Erin doesn’t want to puncture it, but she decides to rip off the plaster.

‘I signed with the agent, Grace, the one that’d been emailing me.’

Raf picks Bobby up and stares at her.

‘Oh, right.’ He nods, keeps nodding, not aware he’s doing it. He wriggles Bobby into his sleepsuit and takes his wet towel over to the radiator by the window. He holds Bobby up, showing him the view, although there’s no moon, nor stars visible to light the sliver of sea they can normally see through the gap between the flats opposite.
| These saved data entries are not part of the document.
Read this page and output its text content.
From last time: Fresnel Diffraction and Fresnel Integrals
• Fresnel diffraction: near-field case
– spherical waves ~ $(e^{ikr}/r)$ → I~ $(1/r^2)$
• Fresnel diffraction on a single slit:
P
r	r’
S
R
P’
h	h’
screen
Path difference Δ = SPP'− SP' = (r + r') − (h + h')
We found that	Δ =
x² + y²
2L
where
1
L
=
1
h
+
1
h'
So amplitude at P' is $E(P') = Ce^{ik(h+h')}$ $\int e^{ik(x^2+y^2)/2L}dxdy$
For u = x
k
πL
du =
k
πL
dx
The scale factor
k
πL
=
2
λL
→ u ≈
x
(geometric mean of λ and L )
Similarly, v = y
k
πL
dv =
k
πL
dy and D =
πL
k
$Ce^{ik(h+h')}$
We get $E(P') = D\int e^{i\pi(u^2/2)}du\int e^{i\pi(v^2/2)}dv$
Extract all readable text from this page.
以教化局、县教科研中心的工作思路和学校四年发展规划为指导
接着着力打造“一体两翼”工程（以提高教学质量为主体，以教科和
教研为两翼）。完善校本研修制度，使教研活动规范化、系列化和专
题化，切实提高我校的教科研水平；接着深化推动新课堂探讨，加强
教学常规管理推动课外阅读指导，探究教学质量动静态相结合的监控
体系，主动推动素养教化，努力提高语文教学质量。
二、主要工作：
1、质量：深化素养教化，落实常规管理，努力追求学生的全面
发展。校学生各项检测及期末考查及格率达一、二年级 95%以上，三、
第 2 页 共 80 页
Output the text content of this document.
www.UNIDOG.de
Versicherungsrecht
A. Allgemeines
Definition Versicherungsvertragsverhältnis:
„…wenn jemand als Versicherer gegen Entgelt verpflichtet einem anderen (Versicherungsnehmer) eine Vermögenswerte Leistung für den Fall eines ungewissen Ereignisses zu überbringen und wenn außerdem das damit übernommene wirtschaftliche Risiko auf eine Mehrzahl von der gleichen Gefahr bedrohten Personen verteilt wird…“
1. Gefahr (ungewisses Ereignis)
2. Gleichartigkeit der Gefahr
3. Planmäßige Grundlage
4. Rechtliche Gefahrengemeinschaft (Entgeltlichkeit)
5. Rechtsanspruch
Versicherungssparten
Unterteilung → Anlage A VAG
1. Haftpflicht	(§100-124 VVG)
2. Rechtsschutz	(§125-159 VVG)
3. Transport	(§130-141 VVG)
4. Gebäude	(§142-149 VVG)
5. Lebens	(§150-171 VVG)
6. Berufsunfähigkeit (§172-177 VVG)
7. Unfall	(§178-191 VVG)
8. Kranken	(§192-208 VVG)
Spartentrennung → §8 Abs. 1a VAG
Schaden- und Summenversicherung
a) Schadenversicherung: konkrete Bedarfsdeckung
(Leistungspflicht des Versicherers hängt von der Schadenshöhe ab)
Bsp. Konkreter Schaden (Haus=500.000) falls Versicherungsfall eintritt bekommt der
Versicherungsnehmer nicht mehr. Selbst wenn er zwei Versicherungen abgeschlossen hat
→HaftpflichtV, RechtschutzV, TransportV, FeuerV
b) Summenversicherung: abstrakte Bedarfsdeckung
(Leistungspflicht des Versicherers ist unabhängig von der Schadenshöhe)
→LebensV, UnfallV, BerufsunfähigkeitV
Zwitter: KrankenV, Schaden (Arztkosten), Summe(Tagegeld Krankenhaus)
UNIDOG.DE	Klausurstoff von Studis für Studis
‘I know we should have talked it through,’ she says, leaning against the frame of their bathroom, ‘but she’s really good, like really impressive, and she doesn’t represent many people. So I didn’t think I could say no, and at the end of the day if I don’t get any money, then she doesn’t get any money.’ She comes over to him at the window, thinks about threading her arm through his but decides against it. ‘And, I don’t want to get ahead of myself, but this could be – people earn a lot of money doing this stuff. Like, a lot. Wouldn’t it be so great, you know, take some of that pressure away? Bobby and money stuff, sometimes feels like all we talk about. I know how hard it is, how hard you’re working, providing for us all. I want to be the one who brings home the bacon for once, it can’t be all on you forever, it’s not right. And at some point, maybe you could ease off a bit, spend more time with the little guy.’ He huffs a laugh out to himself. She catches muscles moving in his face, inscrutable. Is he angry? She’s overstepped the mark. After all he’s doing, all he’s done for her, is it ridiculous to expect him to look after Bobby while she goes off to work?